The COVID-19 pandemic has delivered a severe blow to global restaurant chains. These companies suffered massive losses this year as customers stayed indoors and the pandemic forced closures of their operations.
But as investors pin their hopes on vaccine success and the economic reopening next year, restaurant operators are being closely watched as a barometer of consumers’ willingness to resume their normal lives and reopen their wallets.
The popular coffee-shop chain has faced strong headwinds since the outbreak of coronavirus as Americans changed the way they purchase coffee and experience restaurants.
Last month, the giant reported global same-store sales fell 9% during the company’s fiscal fourth quarter, marking the third straight quarter of overall declines. That dismal sales performance, however, is showing some signs of turning around in recent weeks.
For example, the drop in sales has shrunk since the spring, when much of the world was in lockdown. In the U.S., comparable sales fell 9%, beating expectations. Management, which resisted providing guidance for a couple of quarters, is now confident that the worst is over.
The chain forecasts global comparable sales will expand between 18% and 23% during the first quarter and 2021, with expected growth as high as 32% in China. The recovery at home will be a little slower, with comparable sales in the Americas rising between 17% and 22% in the first quarter and through next year.
Starbucks CEO Kevin Johnson said the following in an email:
“Our strategies are working and I am optimistic that we will emerge from the COVID-19 pandemic as a stronger and more resilient company.”
But some analysts fear that it may take a longer time for food chains to fully recover in the post-pandemic world, where some consumers are likely to alter their behavior permanently and avoid visiting restaurants. So this is not the right time to bet on the coffee-chain shares.
Starbucks shares, after plunging 36% in March, have fully recovered their losses since then. They closed Tuesday at $98.82, up more than 12% during the past month.
Starbucks 1-Year Chart.
Despite these uncertainties, Seattle-based Starbucks is working on a turnaround plan to emerge stronger after this global health crisis. The pandemic has forced Starbucks to rethink its central concept as a “third place” away from work and home where customers can relax.
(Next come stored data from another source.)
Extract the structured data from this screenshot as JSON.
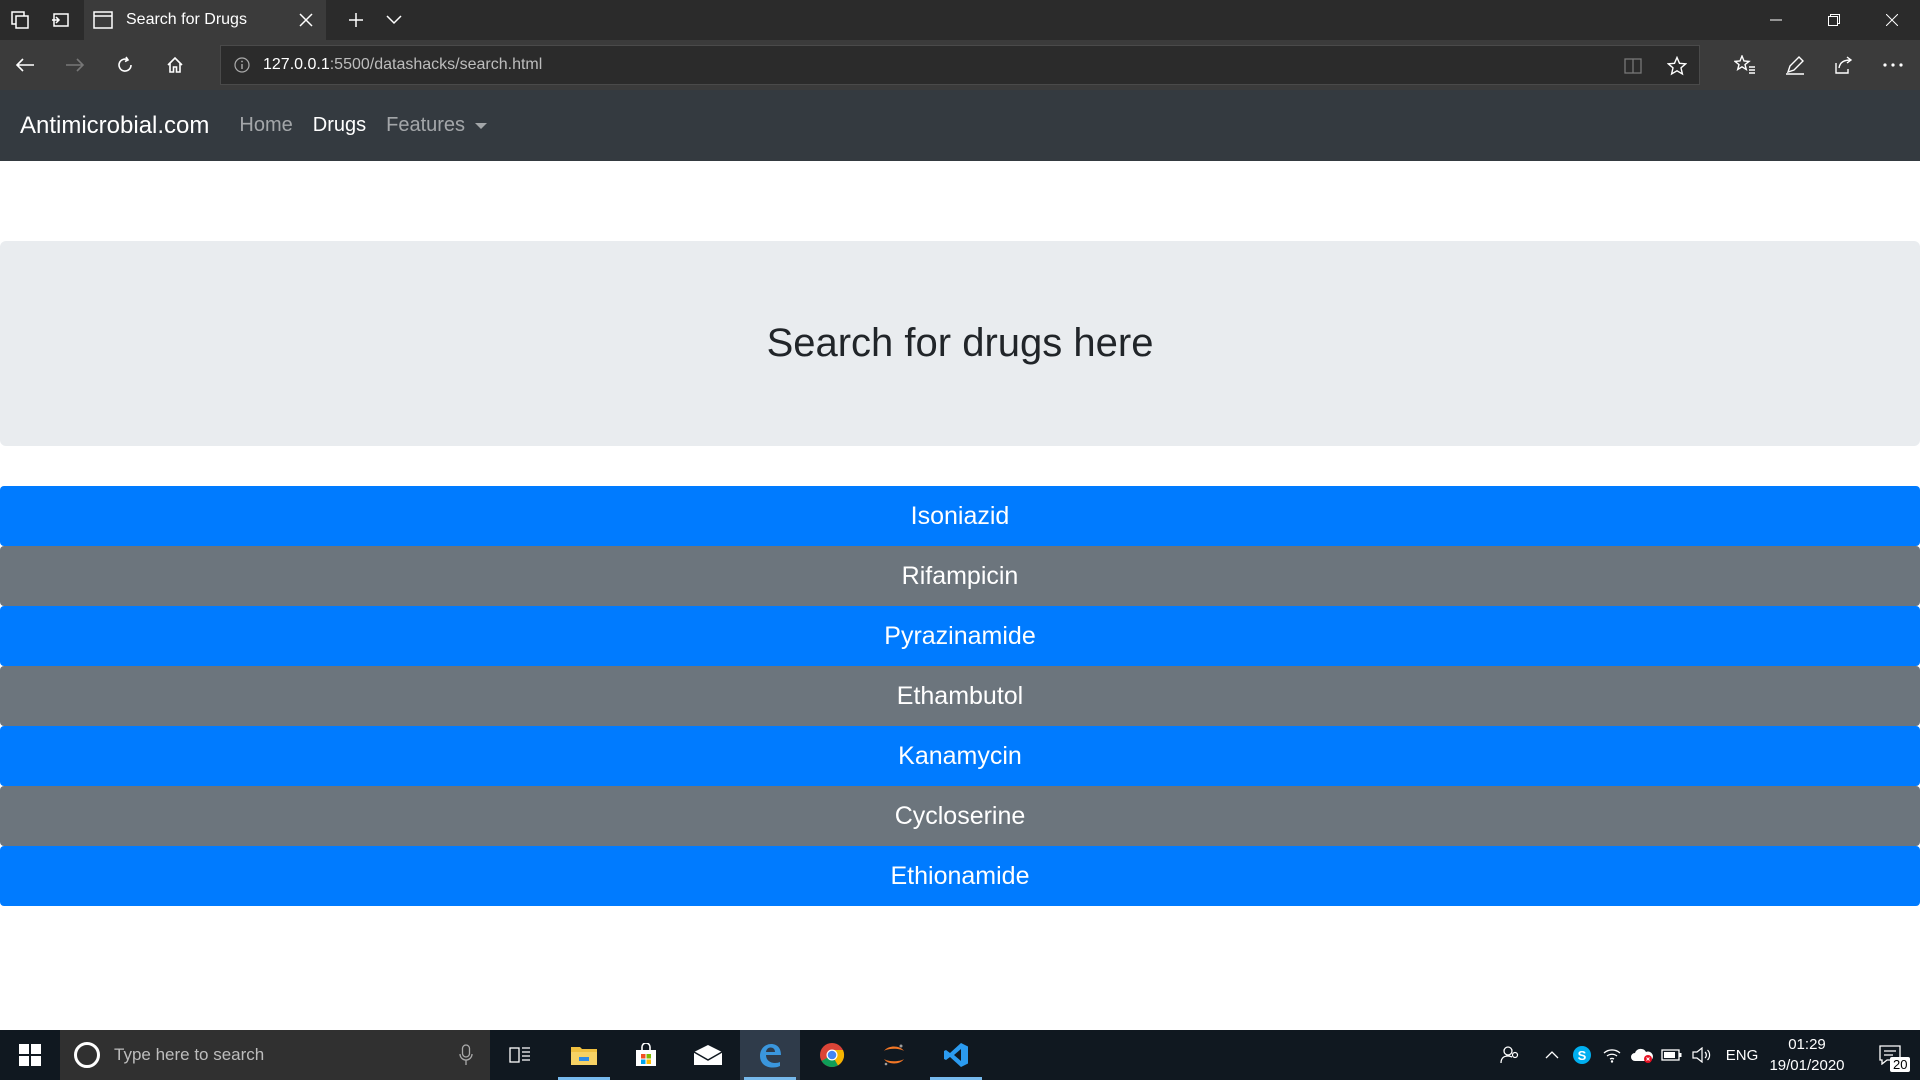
{
  "browser": {
    "tab_title": "Search for Drugs",
    "url_host": "127.0.0.1",
    "url_rest": ":5500/datashacks/search.html"
  },
  "site": {
    "brand": "Antimicrobial.com",
    "nav": {
      "home": "Home",
      "drugs": "Drugs",
      "features": "Features"
    }
  },
  "jumbotron": {
    "title": "Search for drugs here"
  },
  "drugs": [
    "Isoniazid",
    "Rifampicin",
    "Pyrazinamide",
    "Ethambutol",
    "Kanamycin",
    "Cycloserine",
    "Ethionamide"
  ],
  "taskbar": {
    "search_placeholder": "Type here to search",
    "language": "ENG",
    "time": "01:29",
    "date": "19/01/2020",
    "notification_count": "20"
  },
  "colors": {
    "primary": "#007bff",
    "secondary": "#6c757d",
    "navbar": "#343a40",
    "jumbotron": "#e9ecef"
  },
  "icons": [
    "tab-actions-icon",
    "set-aside-icon",
    "page-icon",
    "close-icon",
    "plus-icon",
    "chevron-down-icon",
    "minimize-icon",
    "restore-icon",
    "back-icon",
    "forward-icon",
    "refresh-icon",
    "home-icon",
    "info-icon",
    "reading-view-icon",
    "star-icon",
    "favorites-icon",
    "pen-icon",
    "share-icon",
    "more-icon",
    "windows-icon",
    "search-icon",
    "mic-icon",
    "task-view-icon",
    "file-explorer-icon",
    "store-icon",
    "mail-icon",
    "edge-icon",
    "chrome-icon",
    "jupyter-icon",
    "vscode-icon",
    "people-icon",
    "chevron-up-icon",
    "skype-icon",
    "wifi-icon",
    "onedrive-icon",
    "battery-icon",
    "volume-icon",
    "notification-icon"
  ]
}
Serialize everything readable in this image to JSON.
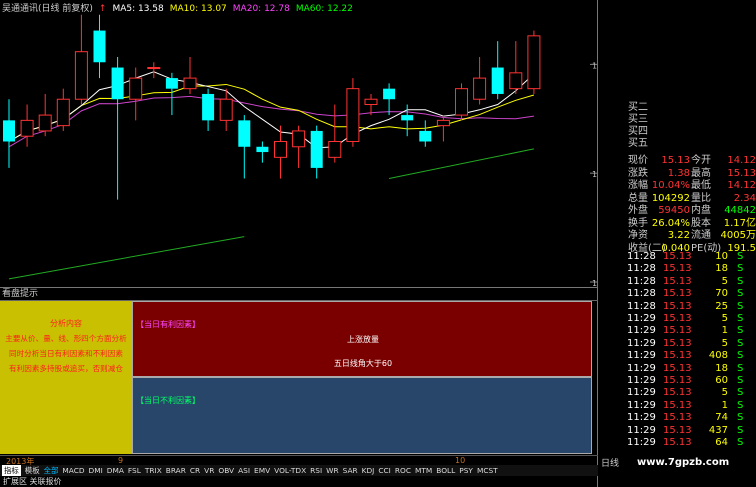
{
  "legend": {
    "title": "吴通通讯(日线 前复权)",
    "ma5": "MA5: 13.58",
    "ma10": "MA10: 13.07",
    "ma20": "MA20: 12.78",
    "ma60": "MA60: 12.22",
    "arrow": "↑"
  },
  "price_axis": [
    "13.08",
    "12.05",
    "11.02"
  ],
  "colors": {
    "up": "#ff3333",
    "down": "#00ffff",
    "ma5": "#ffffff",
    "ma10": "#ffff00",
    "ma20": "#cc44cc",
    "ma60": "#22aa22"
  },
  "quote": {
    "bids": [
      "买二",
      "买三",
      "买四",
      "买五"
    ],
    "rows": [
      {
        "l1": "现价",
        "v1": "15.13",
        "l2": "今开",
        "v2": "14.12",
        "c1": "red",
        "c2": "red"
      },
      {
        "l1": "涨跌",
        "v1": "1.38",
        "l2": "最高",
        "v2": "15.13",
        "c1": "red",
        "c2": "red"
      },
      {
        "l1": "涨幅",
        "v1": "10.04%",
        "l2": "最低",
        "v2": "14.12",
        "c1": "red",
        "c2": "red"
      },
      {
        "l1": "总量",
        "v1": "104292",
        "l2": "量比",
        "v2": "2.34",
        "c1": "yellow",
        "c2": "red"
      },
      {
        "l1": "外盘",
        "v1": "59450",
        "l2": "内盘",
        "v2": "44842",
        "c1": "red",
        "c2": "green"
      },
      {
        "l1": "换手",
        "v1": "26.04%",
        "l2": "股本",
        "v2": "1.17亿",
        "c1": "yellow",
        "c2": "yellow"
      },
      {
        "l1": "净资",
        "v1": "3.22",
        "l2": "流通",
        "v2": "4005万",
        "c1": "yellow",
        "c2": "yellow"
      },
      {
        "l1": "收益(二)",
        "v1": "0.040",
        "l2": "PE(动)",
        "v2": "191.5",
        "c1": "yellow",
        "c2": "yellow"
      }
    ]
  },
  "trades": [
    {
      "t": "11:28",
      "p": "15.13",
      "v": "10",
      "s": "S"
    },
    {
      "t": "11:28",
      "p": "15.13",
      "v": "18",
      "s": "S"
    },
    {
      "t": "11:28",
      "p": "15.13",
      "v": "5",
      "s": "S"
    },
    {
      "t": "11:28",
      "p": "15.13",
      "v": "70",
      "s": "S"
    },
    {
      "t": "11:28",
      "p": "15.13",
      "v": "25",
      "s": "S"
    },
    {
      "t": "11:29",
      "p": "15.13",
      "v": "5",
      "s": "S"
    },
    {
      "t": "11:29",
      "p": "15.13",
      "v": "1",
      "s": "S"
    },
    {
      "t": "11:29",
      "p": "15.13",
      "v": "5",
      "s": "S"
    },
    {
      "t": "11:29",
      "p": "15.13",
      "v": "408",
      "s": "S"
    },
    {
      "t": "11:29",
      "p": "15.13",
      "v": "18",
      "s": "S"
    },
    {
      "t": "11:29",
      "p": "15.13",
      "v": "60",
      "s": "S"
    },
    {
      "t": "11:29",
      "p": "15.13",
      "v": "5",
      "s": "S"
    },
    {
      "t": "11:29",
      "p": "15.13",
      "v": "1",
      "s": "S"
    },
    {
      "t": "11:29",
      "p": "15.13",
      "v": "74",
      "s": "S"
    },
    {
      "t": "11:29",
      "p": "15.13",
      "v": "437",
      "s": "S"
    },
    {
      "t": "11:29",
      "p": "15.13",
      "v": "64",
      "s": "S"
    }
  ],
  "analysis": {
    "panel_title": "看盘提示",
    "left_title": "分析内容",
    "left_lines": [
      "主要从价、量、线、形四个方面分析",
      "同时分析当日有利因素和不利因素",
      "有利因素多持股或追买，否则减仓"
    ],
    "fav_label": "【当日有利因素】",
    "fav_items": [
      "上涨放量",
      "五日线角大于60"
    ],
    "unfav_label": "【当日不利因素】"
  },
  "timeline": {
    "year": "2013年",
    "m1": "9",
    "m2": "10"
  },
  "indicators": [
    "指标",
    "模板",
    "全部",
    "MACD",
    "DMI",
    "DMA",
    "FSL",
    "TRIX",
    "BRAR",
    "CR",
    "VR",
    "OBV",
    "ASI",
    "EMV",
    "VOL-TDX",
    "RSI",
    "WR",
    "SAR",
    "KDJ",
    "CCI",
    "ROC",
    "MTM",
    "BOLL",
    "PSY",
    "MCST"
  ],
  "status": "扩展区   关联报价",
  "day_tab": "日线",
  "watermark": "www.7gpzb.com",
  "chart_data": {
    "type": "candlestick",
    "ylim": [
      11.02,
      13.5
    ],
    "candles": [
      {
        "o": 12.55,
        "c": 12.35,
        "h": 12.75,
        "l": 12.1
      },
      {
        "o": 12.4,
        "c": 12.55,
        "h": 12.7,
        "l": 12.3
      },
      {
        "o": 12.45,
        "c": 12.6,
        "h": 12.8,
        "l": 12.4
      },
      {
        "o": 12.5,
        "c": 12.75,
        "h": 12.85,
        "l": 12.45
      },
      {
        "o": 12.75,
        "c": 13.2,
        "h": 13.55,
        "l": 12.7
      },
      {
        "o": 13.4,
        "c": 13.1,
        "h": 13.55,
        "l": 12.95
      },
      {
        "o": 13.05,
        "c": 12.75,
        "h": 13.15,
        "l": 11.8
      },
      {
        "o": 12.75,
        "c": 12.95,
        "h": 13.05,
        "l": 12.55
      },
      {
        "o": 13.05,
        "c": 13.05,
        "h": 13.1,
        "l": 12.95
      },
      {
        "o": 12.95,
        "c": 12.85,
        "h": 13.0,
        "l": 12.6
      },
      {
        "o": 12.85,
        "c": 12.95,
        "h": 13.15,
        "l": 12.8
      },
      {
        "o": 12.8,
        "c": 12.55,
        "h": 12.85,
        "l": 12.45
      },
      {
        "o": 12.55,
        "c": 12.75,
        "h": 12.85,
        "l": 12.45
      },
      {
        "o": 12.55,
        "c": 12.3,
        "h": 12.6,
        "l": 12.0
      },
      {
        "o": 12.3,
        "c": 12.25,
        "h": 12.35,
        "l": 12.15
      },
      {
        "o": 12.2,
        "c": 12.35,
        "h": 12.5,
        "l": 12.0
      },
      {
        "o": 12.3,
        "c": 12.45,
        "h": 12.5,
        "l": 12.1
      },
      {
        "o": 12.45,
        "c": 12.1,
        "h": 12.5,
        "l": 12.0
      },
      {
        "o": 12.2,
        "c": 12.35,
        "h": 12.7,
        "l": 12.15
      },
      {
        "o": 12.35,
        "c": 12.85,
        "h": 12.95,
        "l": 12.3
      },
      {
        "o": 12.7,
        "c": 12.75,
        "h": 12.8,
        "l": 12.6
      },
      {
        "o": 12.85,
        "c": 12.75,
        "h": 12.9,
        "l": 12.6
      },
      {
        "o": 12.6,
        "c": 12.55,
        "h": 12.7,
        "l": 12.4
      },
      {
        "o": 12.45,
        "c": 12.35,
        "h": 12.55,
        "l": 12.3
      },
      {
        "o": 12.5,
        "c": 12.55,
        "h": 12.6,
        "l": 12.35
      },
      {
        "o": 12.6,
        "c": 12.85,
        "h": 12.9,
        "l": 12.55
      },
      {
        "o": 12.75,
        "c": 12.95,
        "h": 13.15,
        "l": 12.7
      },
      {
        "o": 13.05,
        "c": 12.8,
        "h": 13.3,
        "l": 12.75
      },
      {
        "o": 12.85,
        "c": 13.0,
        "h": 13.3,
        "l": 12.8
      },
      {
        "o": 12.85,
        "c": 13.35,
        "h": 13.4,
        "l": 12.8
      }
    ]
  }
}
It now plans to accelerate the rollout of its “pickup” store concept, with smaller-format locations that don’t have customer seating. To make room for the new stores, which will be in cities like New York, Boston and Chicago, Starbucks has said it will be closing about 400 of its traditional cafés in urban areas.
One of the world’s largest fast-food chains, McDonald’s is another restaurant stock that's recovering its lost ground quickly after the pandemic. Shares are up 75% since March 18, outperforming the Dow Jones Restaurants & Bars Index.
McDonald's 1-Year Chart.
One reason for this strength is that MCD performed much better than most restaurants during the pandemic, helped by its massive network of drive-thru locations. The company’s comparable sales were positive throughout the third-quarter that ended on Sept. 30, benefiting from robust average check growth from larger group orders as well as strong performance at dinnertime.
Operational changes and new marketing in recent months have helped the chain regain some momentum. The company’s collaboration with rapper and record producer Travis Scottand a reduction in average wait times at drive-throughs, a simpler menu, the closure of most dining rooms to increase labor efficiency were some of the factors that helped improve sales.
With this operational strength, another important factor to look at when picking a restaurant stock is the company’s stability when it comes to paying dividends. McDonald's has raised its payout each and every year since 1976, when it first started paying dividends.
With a current dividend yield of 2.31%, MCD stock now pays $1.29 a share quarterly after a 3% hike in October.
We like both Starbucks and McDonald's for value investors. Each has great assets and brands that should endure during the current downturn and once the pandemic is contained. At the same time, it’s obvious that their earnings won’t return to normal until there's a global cure available for the coronavirus.